Cordón gelang es, den zweiten Teil seines Werks fertigzustellen, das er 1990 im Gebäude der ehemaligen Generaldirektion für Sicherheit an der Puerta del Sol in Madrid vorstellte, wo er einst inhaftiert gewesen war und das heute die Regierung der Autonomen Gemeinschaft Madrid beherbergt. Er starb im Dezember 1999 im Alter von knapp 91 Jahren, ohne den dritten, den Menschen gewidmeten Teil fertiggestellt zu haben. „In Spanien gibt es auf diesem Gebiet keinen anderen Autor, der Cordón ebenbürtig wäre. Er ist es wert, wiederentdeckt zu werden“, sagt Rábano, der seinen Mentor auch wegen seines Sinns für Humor in Erinnerung behält. Einer seiner Lieblingssätze lautete: „Sie halten mich jetzt für sehr zivilisiert, aber ich war ein einäugiger, einarmiger Bolschewik mit einer Waffe.“

Faustino Cordón mit dem „EL PAÍS“-Journalisten Vicente Verdú, 1978.
Faustino Cordón mit dem EL PAÍS-Journalisten Vicente Verdú, 1978. Familiensammlung

Der Biologe Arcadi Navarro , ICREA-Forscher und Direktor der Pasqual Maragall Foundation, las Cordóns Werk während seines Studiums und vergaß es nie. „Er verwendete bahnbrechende Konzepte, die nicht geschätzt wurden, weil die Leser nicht bereit waren“, erklärt er. Nach seinem Tod gingen alle Mittel der Stiftung, die Cordón dank Ernestina González gegründet hatte, an die Pasqual Maragall Foundation, einen Freund von Cordón und seiner Frau María Vergara. „Es gibt drei Generationen gewissenhafter Bürger – Fleischman, Cordón, Maragall – die alles für das gemeinsame wissenschaftliche Projekt gespendet haben“, betont Navarro.

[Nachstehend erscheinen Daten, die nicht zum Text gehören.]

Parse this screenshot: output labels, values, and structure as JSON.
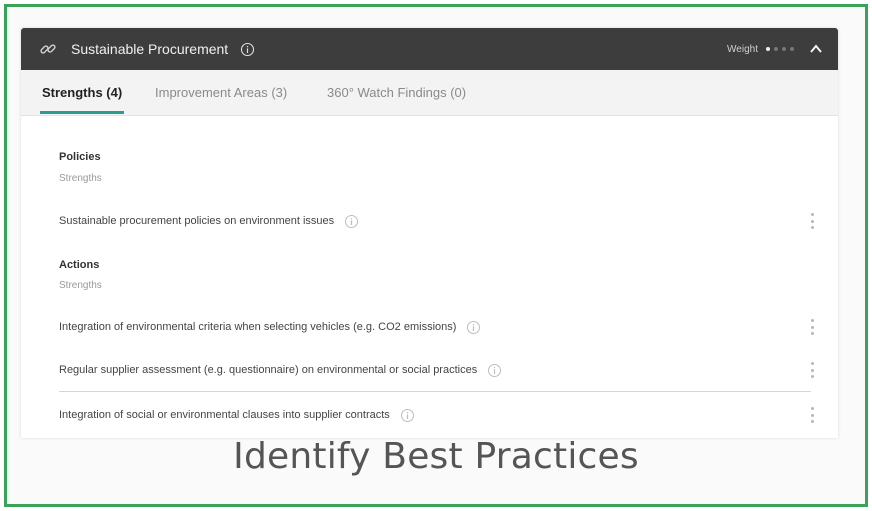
{
  "header": {
    "title": "Sustainable Procurement",
    "weight_label": "Weight",
    "weight_level": 1,
    "weight_max": 4,
    "icons": {
      "link": "link-icon",
      "info": "info-icon",
      "collapse": "chevron-up-icon"
    }
  },
  "tabs": [
    {
      "label": "Strengths (4)",
      "active": true
    },
    {
      "label": "Improvement Areas (3)",
      "active": false
    },
    {
      "label": "360° Watch Findings (0)",
      "active": false
    }
  ],
  "sections": [
    {
      "title": "Policies",
      "subtitle": "Strengths",
      "items": [
        {
          "text": "Sustainable procurement policies on environment issues"
        }
      ]
    },
    {
      "title": "Actions",
      "subtitle": "Strengths",
      "items": [
        {
          "text": "Integration of environmental criteria when selecting vehicles (e.g. CO2 emissions)"
        },
        {
          "text": "Regular supplier assessment (e.g. questionnaire) on environmental or social practices"
        },
        {
          "text": "Integration of social or environmental clauses into supplier contracts"
        }
      ]
    }
  ],
  "caption": "Identify Best Practices",
  "colors": {
    "frame_border": "#3aa35a",
    "header_bg": "#3d3d3d",
    "tab_underline": "#2a9d8f"
  }
}
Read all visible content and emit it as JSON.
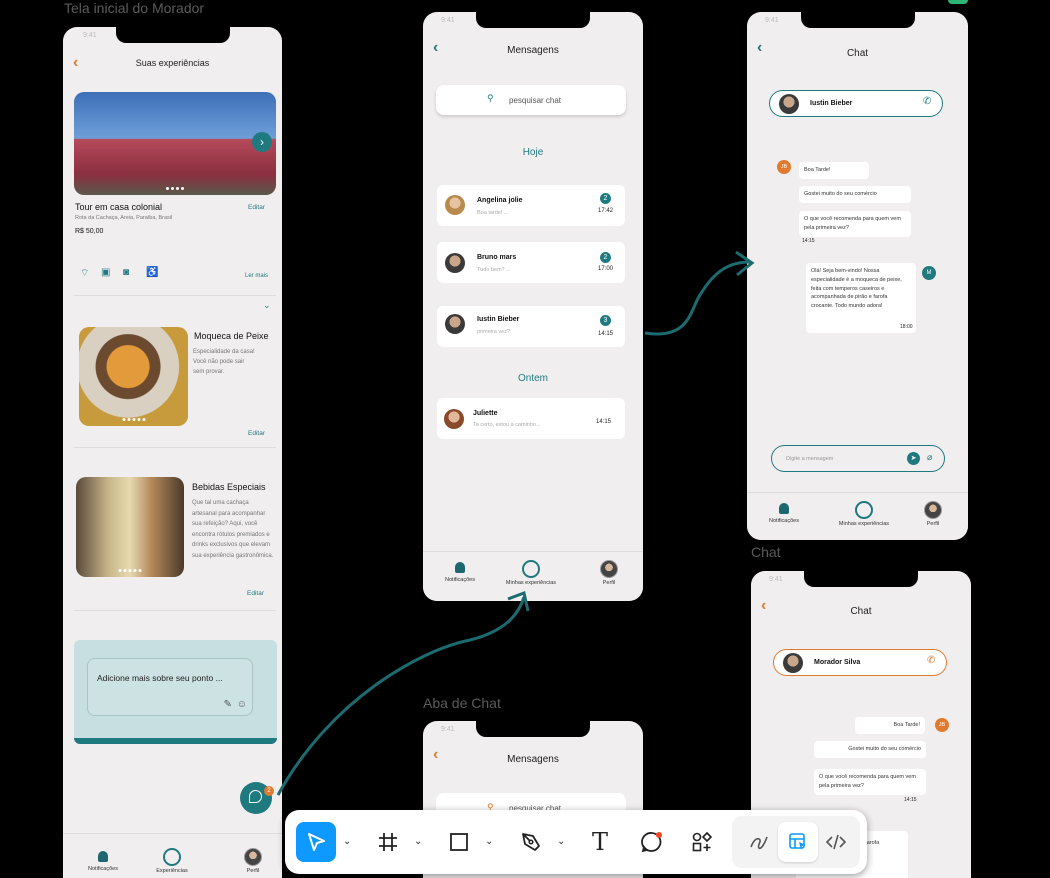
{
  "frames": {
    "home_label": "Tela inicial do Morador",
    "chat_tab_label": "Aba de Chat",
    "chat_label": "Chat"
  },
  "status": {
    "time": "9:41"
  },
  "home": {
    "title": "Suas experiências",
    "tour": {
      "name": "Tour em casa colonial",
      "address": "Rota da Cachaça, Areia, Paraíba, Brasil",
      "price": "R$ 50,00",
      "edit": "Editar",
      "more": "Ler mais"
    },
    "dish1": {
      "name": "Moqueca de Peixe",
      "desc": "Especialidade da casa! Você não pode sair sem provar.",
      "edit": "Editar"
    },
    "dish2": {
      "name": "Bebidas Especiais",
      "desc": "Que tal uma cachaça artesanal para acompanhar sua refeição? Aqui, você encontra rótulos premiados e drinks exclusivos que elevam sua experiência gastronômica.",
      "edit": "Editar"
    },
    "add_more": "Adicione mais sobre seu ponto ...",
    "fab_badge": "2",
    "nav": [
      "Notificações",
      "Experiências",
      "Perfil"
    ]
  },
  "messages": {
    "title": "Mensagens",
    "search_placeholder": "pesquisar chat",
    "today": "Hoje",
    "yesterday": "Ontem",
    "chats": [
      {
        "name": "Angelina jolie",
        "preview": "Boa tarde! ...",
        "time": "17:42",
        "badge": "2"
      },
      {
        "name": "Bruno mars",
        "preview": "Tudo bem? ...",
        "time": "17:00",
        "badge": "2"
      },
      {
        "name": "Iustin Bieber",
        "preview": "primeira vez?",
        "time": "14:15",
        "badge": "3"
      },
      {
        "name": "Juliette",
        "preview": "Ta certo, estou a caminho...",
        "time": "14:15",
        "badge": ""
      }
    ],
    "nav": [
      "Notificações",
      "Minhas experiências",
      "Perfil"
    ]
  },
  "chat1": {
    "title": "Chat",
    "contact": "Iustin Bieber",
    "initials_left": "JB",
    "initials_right": "M",
    "m1": "Boa Tarde!",
    "m2": "Gostei muito do seu comércio",
    "m3": "O que você recomenda para quem vem pela primeira vez?",
    "t1": "14:15",
    "reply": "Olá! Seja bem-vindo! Nossa especialidade é a moqueca de peixe, feita com temperos caseiros e acompanhada de pirão e farofa crocante. Todo mundo adora!",
    "t2": "18:00",
    "input_placeholder": "Digite a mensagem",
    "nav": [
      "Notificações",
      "Minhas experiências",
      "Perfil"
    ]
  },
  "chat2": {
    "title": "Chat",
    "contact": "Morador Silva",
    "initials": "JB",
    "m1": "Boa Tarde!",
    "m2": "Gostei muito do seu comércio",
    "m3": "O que você recomenda para quem vem pela primeira vez?",
    "t1": "14:15",
    "partial": "ssa de peixe, os e pirão e farofa"
  },
  "toolbar": {
    "text_glyph": "T"
  },
  "colors": {
    "teal": "#1f7a80",
    "orange": "#e07a2e",
    "toolbar_active": "#0d99ff"
  }
}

Cordóns persönliches Archiv mit Hunderten von Briefen, Fotos und Tausenden von Notizen befindet sich seit 2018 in der Nationalbibliothek. Ein Großteil seiner wissenschaftlichen, journalistischen und autobiografischen Werke ist kostenlos auf der von seinen Töchtern erstellten Website faustinocordon.org zugänglich.